Nigerians woke up on the morning of Tuesday, August 7 2018 to a rude shock. Our democracy was under attack. Masked men of the Department of State Services (DSS) had taken over the National Assembly, preventing staff and people with legitimate business to conduct in the premises, including accredited journalists, from accessing the grounds and buildings housing the legislative arm of government.
When the first images and visuals emerged on social media, it was bad. It was a sad affirmation of our slow but steady descent into a police state, since we made the retired General our president in 2015. It portrayed a country where the rule of law had been thrown into the garbage bin; this is all in a bid to satisfy one man’s quest for power, and his desperation to hold on to a seat he is clearly not prepared for, nor has the temperament to remain in.
The drama unfolded from about 7am to almost late lunchtime when the news of the sack of Lawal Daura as Director General of the DSS broke. There was news of the shameful retreat of the men that did his bidding and it was clear that another day of musical chairs had left the winners rejoicing and those that lost in shame and disgrace.
Without further ado, these are my top winners and losers, in no particular order.
The resistance put up by ordinary and not-so-ordinary Nigerians who immediately began different hastags on social media ensured that the attention of the world was drawn to what was happening in Abuja.
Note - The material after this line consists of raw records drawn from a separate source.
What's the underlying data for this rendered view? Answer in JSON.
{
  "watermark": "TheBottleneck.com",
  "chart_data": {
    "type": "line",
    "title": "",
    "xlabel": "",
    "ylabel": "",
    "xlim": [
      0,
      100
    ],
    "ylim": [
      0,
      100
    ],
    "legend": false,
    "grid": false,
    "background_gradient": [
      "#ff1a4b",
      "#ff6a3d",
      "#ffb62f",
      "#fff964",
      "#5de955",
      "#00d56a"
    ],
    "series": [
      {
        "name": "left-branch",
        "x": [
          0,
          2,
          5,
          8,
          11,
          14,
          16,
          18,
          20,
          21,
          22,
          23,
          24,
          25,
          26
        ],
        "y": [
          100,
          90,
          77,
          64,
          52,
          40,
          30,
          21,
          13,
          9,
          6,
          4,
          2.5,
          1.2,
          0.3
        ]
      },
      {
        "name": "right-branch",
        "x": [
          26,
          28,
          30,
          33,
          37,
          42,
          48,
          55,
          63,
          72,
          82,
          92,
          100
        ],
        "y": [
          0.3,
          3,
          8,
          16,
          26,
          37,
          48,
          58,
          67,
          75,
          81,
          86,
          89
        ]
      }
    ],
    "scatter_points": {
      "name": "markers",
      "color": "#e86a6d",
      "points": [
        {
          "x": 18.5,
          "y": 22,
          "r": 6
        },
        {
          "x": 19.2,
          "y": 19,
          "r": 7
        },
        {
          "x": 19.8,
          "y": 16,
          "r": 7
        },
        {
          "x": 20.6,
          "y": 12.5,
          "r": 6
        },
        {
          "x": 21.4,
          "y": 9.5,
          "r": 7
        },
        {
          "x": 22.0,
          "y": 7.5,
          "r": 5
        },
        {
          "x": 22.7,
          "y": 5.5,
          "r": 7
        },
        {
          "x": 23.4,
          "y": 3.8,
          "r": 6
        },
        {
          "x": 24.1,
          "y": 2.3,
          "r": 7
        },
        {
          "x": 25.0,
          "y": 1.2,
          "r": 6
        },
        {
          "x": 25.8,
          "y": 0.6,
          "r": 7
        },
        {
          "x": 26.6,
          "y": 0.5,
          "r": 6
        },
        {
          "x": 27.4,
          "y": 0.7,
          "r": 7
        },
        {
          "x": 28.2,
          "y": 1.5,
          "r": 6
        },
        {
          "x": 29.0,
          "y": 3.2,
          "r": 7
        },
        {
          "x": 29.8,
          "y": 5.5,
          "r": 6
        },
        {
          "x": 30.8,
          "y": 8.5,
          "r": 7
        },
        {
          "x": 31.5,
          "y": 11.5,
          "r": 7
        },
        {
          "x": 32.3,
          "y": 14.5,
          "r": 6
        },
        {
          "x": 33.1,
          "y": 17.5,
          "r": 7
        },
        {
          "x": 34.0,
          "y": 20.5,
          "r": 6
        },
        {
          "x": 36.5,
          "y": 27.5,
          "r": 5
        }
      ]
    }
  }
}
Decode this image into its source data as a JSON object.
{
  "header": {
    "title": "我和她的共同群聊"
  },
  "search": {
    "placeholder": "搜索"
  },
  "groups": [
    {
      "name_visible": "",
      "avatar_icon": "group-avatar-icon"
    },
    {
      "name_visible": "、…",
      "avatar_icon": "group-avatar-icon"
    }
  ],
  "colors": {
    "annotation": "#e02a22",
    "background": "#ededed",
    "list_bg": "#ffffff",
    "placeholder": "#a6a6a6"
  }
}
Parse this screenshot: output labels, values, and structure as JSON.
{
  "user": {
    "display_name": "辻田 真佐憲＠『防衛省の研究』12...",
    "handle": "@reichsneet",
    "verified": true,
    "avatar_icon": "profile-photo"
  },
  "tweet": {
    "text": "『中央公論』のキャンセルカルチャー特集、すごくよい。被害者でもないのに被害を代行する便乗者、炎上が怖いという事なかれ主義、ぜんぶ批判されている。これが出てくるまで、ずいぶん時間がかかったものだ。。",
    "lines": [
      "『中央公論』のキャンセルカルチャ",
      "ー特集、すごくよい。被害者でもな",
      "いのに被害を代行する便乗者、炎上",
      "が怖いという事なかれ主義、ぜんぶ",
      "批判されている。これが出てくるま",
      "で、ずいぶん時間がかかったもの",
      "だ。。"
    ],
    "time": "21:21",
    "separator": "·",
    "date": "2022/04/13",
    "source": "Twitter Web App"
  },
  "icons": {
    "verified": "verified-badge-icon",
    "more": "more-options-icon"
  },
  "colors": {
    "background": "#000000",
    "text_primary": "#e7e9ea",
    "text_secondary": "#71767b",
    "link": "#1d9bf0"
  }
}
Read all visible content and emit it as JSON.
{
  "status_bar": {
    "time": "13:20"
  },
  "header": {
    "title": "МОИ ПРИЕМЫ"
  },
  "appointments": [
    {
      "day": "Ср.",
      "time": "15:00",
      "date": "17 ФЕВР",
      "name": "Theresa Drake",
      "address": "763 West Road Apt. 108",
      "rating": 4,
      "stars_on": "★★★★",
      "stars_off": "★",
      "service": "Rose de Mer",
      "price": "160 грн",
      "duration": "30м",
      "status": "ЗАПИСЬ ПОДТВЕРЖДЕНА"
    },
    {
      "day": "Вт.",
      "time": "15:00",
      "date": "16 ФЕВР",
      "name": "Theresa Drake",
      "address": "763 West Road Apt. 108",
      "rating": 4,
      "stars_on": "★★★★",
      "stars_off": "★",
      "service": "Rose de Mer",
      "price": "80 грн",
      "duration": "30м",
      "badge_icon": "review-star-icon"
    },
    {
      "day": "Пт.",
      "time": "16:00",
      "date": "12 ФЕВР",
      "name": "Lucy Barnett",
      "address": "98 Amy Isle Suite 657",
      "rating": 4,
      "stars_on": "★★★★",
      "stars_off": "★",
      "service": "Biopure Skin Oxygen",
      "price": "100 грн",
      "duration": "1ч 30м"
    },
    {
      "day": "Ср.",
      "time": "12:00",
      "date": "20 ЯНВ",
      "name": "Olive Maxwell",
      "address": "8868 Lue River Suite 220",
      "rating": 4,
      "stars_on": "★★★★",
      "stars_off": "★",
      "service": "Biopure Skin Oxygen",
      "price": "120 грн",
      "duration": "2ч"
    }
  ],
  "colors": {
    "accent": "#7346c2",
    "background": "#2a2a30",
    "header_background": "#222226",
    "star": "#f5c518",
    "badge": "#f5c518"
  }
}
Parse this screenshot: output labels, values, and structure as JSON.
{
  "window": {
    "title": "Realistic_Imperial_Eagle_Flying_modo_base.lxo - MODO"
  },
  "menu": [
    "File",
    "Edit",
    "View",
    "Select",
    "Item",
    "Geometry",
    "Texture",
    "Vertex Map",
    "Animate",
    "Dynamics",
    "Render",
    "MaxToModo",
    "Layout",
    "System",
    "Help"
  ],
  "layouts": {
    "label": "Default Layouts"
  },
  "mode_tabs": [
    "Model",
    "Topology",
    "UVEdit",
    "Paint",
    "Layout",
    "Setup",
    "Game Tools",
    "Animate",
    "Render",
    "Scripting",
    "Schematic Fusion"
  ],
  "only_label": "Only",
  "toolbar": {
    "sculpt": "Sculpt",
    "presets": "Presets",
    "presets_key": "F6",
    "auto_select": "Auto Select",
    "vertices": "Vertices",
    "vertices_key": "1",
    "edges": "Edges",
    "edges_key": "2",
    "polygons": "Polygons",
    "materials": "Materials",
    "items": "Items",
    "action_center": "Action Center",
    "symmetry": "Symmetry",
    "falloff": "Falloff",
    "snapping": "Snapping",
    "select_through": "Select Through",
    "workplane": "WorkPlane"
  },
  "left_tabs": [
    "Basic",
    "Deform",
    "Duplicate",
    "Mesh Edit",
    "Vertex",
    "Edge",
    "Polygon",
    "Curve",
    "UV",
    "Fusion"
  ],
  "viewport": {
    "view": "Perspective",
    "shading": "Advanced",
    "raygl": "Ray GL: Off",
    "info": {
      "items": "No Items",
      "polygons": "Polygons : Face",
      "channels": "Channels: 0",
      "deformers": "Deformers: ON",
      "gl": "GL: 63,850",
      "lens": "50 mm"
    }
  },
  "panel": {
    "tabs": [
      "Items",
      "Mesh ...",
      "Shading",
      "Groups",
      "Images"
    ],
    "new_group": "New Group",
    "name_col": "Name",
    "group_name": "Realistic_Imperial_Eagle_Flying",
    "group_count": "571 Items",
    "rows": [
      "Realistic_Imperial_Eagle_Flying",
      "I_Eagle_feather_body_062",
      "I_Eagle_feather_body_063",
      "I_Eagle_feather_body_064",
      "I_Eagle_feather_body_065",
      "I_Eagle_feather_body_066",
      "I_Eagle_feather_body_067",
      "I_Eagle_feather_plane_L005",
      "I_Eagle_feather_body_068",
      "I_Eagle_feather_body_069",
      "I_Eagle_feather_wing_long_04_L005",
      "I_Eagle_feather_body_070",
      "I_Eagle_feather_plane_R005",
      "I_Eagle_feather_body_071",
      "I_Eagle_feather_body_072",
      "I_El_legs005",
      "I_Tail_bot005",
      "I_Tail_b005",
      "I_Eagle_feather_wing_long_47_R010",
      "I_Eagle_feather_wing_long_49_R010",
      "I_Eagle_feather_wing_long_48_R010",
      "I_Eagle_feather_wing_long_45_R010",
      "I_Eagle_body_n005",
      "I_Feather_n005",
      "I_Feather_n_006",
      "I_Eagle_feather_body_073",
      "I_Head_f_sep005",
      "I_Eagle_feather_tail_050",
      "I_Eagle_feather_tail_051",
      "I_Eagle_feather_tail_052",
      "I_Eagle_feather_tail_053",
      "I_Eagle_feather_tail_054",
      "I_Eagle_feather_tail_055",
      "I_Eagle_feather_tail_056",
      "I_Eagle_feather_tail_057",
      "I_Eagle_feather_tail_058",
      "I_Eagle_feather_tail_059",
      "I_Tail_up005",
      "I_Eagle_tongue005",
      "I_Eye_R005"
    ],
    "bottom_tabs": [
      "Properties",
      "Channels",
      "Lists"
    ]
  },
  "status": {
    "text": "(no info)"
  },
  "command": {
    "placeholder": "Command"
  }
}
There were also those who rushed to the scene of the mischief to prevent the DSS operatives from going beyond just blocking the entrance. The physical presence of lawmakers and members of civil society groups was timely. Who knows what would have happened if they had all stayed away, out of fear for their lives and safety?
Without going into the specifics of who started what and who didn’t; and who wanted to achieve what, Nigerian democracy triumphed in the end. The message for our leaders (and particularly those in the executive arm that have the power of command and control over the military) and other security agencies was clear – real power belongs to the people.
The ruling APC emerged this week as dictatorial and disdainful of the simple tenets of democratic principles and practices. They may deny it all they want, but Nigerians are not fooled. The attack on our institutions now seems unending. First they came for the judiciary, now the senate; who knows who or what institution is next?
The shambolic show of brute force and naked power has reminded Nigerians once again that our retired General can wear all the babariga in the world, but in his mind he is still a soldier comfortable only in a dictatorship where he is law giver, law enforcer and law interpreter.
Hon. Boma Goodhead
This fearless Amazon and sibling to Alhaji Asari Dokubo, representing Rivers state in the house of reps, was seen in a viral video calling out the president of the country, Muhammadu Buhari. She openly confronted and challenged the masked men that barricaded the gate to the hallowed chambers. At this point, it really doesn’t matter much to me whose interest she was there to protect; she did the right thing. She did a very brave thing and I’m sure she has captured the hearts of many who would be looking out for her, as the battle for Aso Rock intensifies.
Acting President Yemi Osinbajo
Again, I don’t know who was calling the shots or what script was being played, but I must commend him for putting his name on the pronouncement sacking a kinsman to the strong man of Daura. The acting President read the mood and acted like a democrat. His action surprised a lot of people and made Nigerians happy. People now wish that even more sacks are on the line.
Senate President, Bukola Saraki
Again, the Jack Bauer of Nigerian politics prevailed. This is not to praise or extol him in anyway, but the senator and former governor of Kwara state once more got one up over his opponents and detractors. One can only imagine the frustration in the camp of his detractors and the opposition. There is no doubt that the senate president is like the proverbial cat with nine lives. What we do not know is how long his luck would hold.
Department of State Services and Lawal Daura
The DSS came out of the botched attempt to overthrow the Senate leadership probably as the most hit by the scandal. Its credibility suffered a huge blow it would take a long time for the service and its operatives to recover. So devastating was the blow that the man at the helm of affairs was asked to go, for authorising the hostile takeover. Mostly unmentioned is the fact that our security apparatus was exposed and ridiculed to the world.
Daura’s disgraceful exit led to the appointment of Matthew Seiyefa as acting DG. Perhaps it is safe to say that Seiyefa is one of the biggest beneficiaries of 7/8. One man woke up unknown and ended the day as DG of the foremost security agency in the country. The other woke up as DG and ended the day either in detention, hiding – or is it house arrest? This clearly is a case of one man’s misfortune resulting in fortune for another.